Por conseguinte, somente a entidade estatal competente pode legislar sobre o
tema. A Lei n. 9.637/98 não é uma lei nacional, cujas normas gerais seriam
aplicáveis aos Estados e Municípios, tanto assim que ela não faz menção ao
assunto, como ocorre, por exemplo, com a Lei Geral de Licitações e Contratos
(Lei n. 8.666/93, art. 1º, parágrafo único).
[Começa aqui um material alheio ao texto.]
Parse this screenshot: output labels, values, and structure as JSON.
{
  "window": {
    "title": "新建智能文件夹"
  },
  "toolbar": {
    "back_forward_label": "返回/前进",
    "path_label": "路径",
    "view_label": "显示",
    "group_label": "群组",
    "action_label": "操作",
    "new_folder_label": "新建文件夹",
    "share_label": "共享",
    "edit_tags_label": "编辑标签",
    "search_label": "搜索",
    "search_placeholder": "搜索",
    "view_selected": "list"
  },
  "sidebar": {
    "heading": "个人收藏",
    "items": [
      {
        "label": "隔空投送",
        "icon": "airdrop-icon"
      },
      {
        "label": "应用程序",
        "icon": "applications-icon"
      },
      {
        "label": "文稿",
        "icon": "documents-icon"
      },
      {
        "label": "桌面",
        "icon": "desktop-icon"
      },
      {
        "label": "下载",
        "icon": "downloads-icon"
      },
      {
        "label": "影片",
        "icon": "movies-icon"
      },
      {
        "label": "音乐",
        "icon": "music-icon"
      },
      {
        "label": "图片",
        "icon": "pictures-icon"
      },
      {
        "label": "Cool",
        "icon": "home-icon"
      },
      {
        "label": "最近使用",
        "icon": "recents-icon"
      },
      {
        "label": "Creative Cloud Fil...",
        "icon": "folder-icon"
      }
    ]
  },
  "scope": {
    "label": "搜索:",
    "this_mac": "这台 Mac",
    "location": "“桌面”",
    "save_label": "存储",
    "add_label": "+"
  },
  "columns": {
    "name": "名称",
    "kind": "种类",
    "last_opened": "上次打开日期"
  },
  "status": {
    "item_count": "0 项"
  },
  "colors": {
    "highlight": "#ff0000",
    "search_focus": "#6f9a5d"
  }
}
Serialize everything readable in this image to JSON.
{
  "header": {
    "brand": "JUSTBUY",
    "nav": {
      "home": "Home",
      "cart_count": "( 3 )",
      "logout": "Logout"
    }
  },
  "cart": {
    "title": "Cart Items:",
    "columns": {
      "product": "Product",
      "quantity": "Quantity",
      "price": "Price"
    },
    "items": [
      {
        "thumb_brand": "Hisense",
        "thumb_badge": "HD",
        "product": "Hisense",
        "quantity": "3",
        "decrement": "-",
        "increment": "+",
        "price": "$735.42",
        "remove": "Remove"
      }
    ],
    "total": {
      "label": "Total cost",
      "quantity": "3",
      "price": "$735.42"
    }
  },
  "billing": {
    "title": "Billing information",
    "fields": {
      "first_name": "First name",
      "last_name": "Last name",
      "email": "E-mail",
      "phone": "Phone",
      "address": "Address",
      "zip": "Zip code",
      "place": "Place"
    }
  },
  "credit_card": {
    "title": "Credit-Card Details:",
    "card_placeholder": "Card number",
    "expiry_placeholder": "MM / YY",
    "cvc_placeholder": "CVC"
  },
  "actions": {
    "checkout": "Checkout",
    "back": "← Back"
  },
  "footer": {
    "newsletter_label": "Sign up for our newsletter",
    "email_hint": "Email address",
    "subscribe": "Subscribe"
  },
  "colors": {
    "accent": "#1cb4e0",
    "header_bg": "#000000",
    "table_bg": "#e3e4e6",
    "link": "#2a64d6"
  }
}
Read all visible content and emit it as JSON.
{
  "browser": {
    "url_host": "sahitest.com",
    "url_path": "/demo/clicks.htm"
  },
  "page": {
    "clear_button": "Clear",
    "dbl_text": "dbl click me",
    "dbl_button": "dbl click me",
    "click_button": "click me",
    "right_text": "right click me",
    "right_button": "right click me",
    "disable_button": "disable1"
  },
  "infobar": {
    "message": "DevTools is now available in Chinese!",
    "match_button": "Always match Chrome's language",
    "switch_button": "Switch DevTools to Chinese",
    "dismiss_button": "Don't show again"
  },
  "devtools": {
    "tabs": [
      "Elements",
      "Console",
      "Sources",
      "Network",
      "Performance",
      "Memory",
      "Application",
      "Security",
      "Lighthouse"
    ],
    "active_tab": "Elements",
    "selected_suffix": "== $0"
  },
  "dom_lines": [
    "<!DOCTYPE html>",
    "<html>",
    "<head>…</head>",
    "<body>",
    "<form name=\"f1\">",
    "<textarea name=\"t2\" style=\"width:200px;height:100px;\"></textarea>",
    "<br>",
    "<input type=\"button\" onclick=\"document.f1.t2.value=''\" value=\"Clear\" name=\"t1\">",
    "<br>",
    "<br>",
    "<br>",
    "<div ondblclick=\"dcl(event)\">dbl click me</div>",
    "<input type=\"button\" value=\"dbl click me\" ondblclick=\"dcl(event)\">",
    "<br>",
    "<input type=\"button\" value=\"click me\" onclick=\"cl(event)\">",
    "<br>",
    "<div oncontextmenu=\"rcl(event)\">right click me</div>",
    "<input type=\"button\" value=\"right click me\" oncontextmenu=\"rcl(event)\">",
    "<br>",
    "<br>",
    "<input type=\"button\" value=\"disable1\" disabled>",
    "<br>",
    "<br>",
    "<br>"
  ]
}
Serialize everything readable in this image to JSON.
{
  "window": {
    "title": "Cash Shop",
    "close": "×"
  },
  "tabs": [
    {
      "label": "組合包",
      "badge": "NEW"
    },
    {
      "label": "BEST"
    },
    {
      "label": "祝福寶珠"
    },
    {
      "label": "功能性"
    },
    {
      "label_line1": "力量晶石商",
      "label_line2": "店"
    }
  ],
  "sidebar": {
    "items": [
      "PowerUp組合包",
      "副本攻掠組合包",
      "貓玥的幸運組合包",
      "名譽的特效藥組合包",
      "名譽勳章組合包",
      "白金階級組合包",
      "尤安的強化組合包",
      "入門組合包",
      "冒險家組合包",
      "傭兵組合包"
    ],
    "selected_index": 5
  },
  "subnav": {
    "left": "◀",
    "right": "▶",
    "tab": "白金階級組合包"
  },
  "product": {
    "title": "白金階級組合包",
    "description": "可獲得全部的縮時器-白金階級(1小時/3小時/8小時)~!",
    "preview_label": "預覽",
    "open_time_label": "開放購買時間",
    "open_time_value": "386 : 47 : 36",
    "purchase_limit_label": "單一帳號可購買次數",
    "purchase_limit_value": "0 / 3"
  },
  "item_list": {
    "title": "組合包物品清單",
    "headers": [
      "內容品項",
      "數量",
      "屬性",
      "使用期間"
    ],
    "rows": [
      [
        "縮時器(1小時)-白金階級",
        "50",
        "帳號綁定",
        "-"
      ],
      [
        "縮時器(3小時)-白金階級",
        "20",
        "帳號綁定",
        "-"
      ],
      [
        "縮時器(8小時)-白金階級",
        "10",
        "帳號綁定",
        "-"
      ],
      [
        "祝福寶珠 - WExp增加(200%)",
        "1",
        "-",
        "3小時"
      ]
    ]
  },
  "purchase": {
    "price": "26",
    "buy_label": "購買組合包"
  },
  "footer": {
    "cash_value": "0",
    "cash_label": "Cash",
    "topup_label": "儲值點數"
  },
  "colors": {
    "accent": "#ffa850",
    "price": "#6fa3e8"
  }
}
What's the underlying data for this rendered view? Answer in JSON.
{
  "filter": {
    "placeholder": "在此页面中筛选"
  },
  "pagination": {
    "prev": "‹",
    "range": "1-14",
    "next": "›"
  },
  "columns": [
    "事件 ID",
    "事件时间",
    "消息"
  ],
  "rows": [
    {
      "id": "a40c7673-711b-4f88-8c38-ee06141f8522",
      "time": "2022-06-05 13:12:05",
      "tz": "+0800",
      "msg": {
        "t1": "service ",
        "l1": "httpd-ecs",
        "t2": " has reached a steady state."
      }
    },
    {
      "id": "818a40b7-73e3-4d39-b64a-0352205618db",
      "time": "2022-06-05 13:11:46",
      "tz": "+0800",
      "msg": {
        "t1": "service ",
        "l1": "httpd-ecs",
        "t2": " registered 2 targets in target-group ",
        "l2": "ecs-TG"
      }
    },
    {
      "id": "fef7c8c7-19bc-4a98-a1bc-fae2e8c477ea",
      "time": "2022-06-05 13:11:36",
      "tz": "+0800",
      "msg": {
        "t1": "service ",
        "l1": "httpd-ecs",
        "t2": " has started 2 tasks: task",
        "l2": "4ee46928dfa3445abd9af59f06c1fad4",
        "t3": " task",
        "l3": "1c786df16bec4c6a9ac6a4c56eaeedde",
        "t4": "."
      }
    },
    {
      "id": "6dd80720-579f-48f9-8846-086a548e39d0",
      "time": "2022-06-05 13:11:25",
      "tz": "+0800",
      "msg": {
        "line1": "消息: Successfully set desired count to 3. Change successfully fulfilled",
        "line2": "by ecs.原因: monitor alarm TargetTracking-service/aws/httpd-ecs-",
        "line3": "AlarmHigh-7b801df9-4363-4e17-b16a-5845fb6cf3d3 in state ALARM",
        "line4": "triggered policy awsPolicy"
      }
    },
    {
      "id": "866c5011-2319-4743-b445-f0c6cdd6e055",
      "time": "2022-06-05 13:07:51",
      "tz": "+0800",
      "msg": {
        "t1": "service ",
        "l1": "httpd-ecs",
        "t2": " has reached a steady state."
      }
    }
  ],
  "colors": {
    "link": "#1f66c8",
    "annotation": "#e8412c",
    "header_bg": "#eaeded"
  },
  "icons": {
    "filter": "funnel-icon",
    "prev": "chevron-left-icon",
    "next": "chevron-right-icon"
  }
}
15. A Lei federal n. 9.637/98
pode servir como modelo para os Estados e Municípios, com as adaptações
indispensáveis às suas peculiaridades, em especial no que diz respeito aos
serviços que entendam convenientes que sejam prestados pelo setor privado. Em
alguns lugares serão atividades voltadas à cultura (proteção ao patrimônio
histórico, museus etc.), em outros à preservação do meio ambiente (parques
florestais, jardins públicos), em outros ao ensino e à pesquisa (institutos de
pesquisa) ou à saúde (ambulatórios, creches, asilos) etc. A vantagem de se
acolher o modelo federal é a possibilidade de se obter para as organizações
sociais do Estado ou Município os mesmos benefícios concedido às organizações
sociais da União (repasse de verbas federais, sessão de bens etc.), desde que a
legislação local não contrarie os preceitos da lei federal (art. 15).
16. Note-se que não é
obrigatório o modelo federal. É apenas conveniente. Segundo consta, muitos
Estados e Municípios já aprovaram suas leis, ainda com base na Medida
Provisória n. 1.648/97 (da qual resultou a Lei n. 9.637/98), alguns com pleno
êxito, como Porto Alegre.
_________
* Procurador
da Justiça aposentado e sócio do Escritório Andrade Azevedo e Alencar
Consultoria Jurídica.
1. Plano
diretor da reforma do aparelho do Estado. Brasília: Ministério da
Administração e Reforma do Estado - MARE, 1995.
2. Perpétua
Valadão Casali Bahia e Paulo Moreno Carvalho (Organizações sociais,
qualificação como ato vinculado do poder público. Tese apresentada ao XXIV
Congresso Nacional de Procuradores do Estado de São Paulo, 30.8 a 3.9 de 1998,
Campos do Jordão, SP, publicada pelo Centro de Estudos da Procuradoria do
Estado de São Paulo, p. 458-477) afirmam que, preenchendo a pessoa jurídica de
direito privado os requisitos exigidos pela lei, não pode o Poder Executivo
recusar a qualificação, já que se trata de aferir condições formais de
habilitação, não existindo espaço para a intelecção discricionária do
administrador, cujo ato deve simplesmente alcançar a finalidade legal. Os
autores examinam o problema também frente à Lei baiana n. 7.027/97,
regulamentada pelos Decretos
ns.
7.007 e 7.008 do mesmo ano, perante os quais, havendo mais de uma organização
social que se habilite à prestação do serviço desejado pelo Estado, faz-se
mister a instauração de processo seletivo. Neste caso, justifica-se a
preocupação dos autores, uma vez que a citada qualificação
assemelhar-se-ia à fase de habilitação no procedimento licitatório.
3. Direito
administrativo brasileiro. 23. ed. atualizada por Eurico de Andrade Azevedo
e outros. São Paulo: Malheiros, 1998. p. 103-104.
4. Curso
de direito administrativo. 10 ed. São Paulo: Malheiros, 1998. p. 245-246.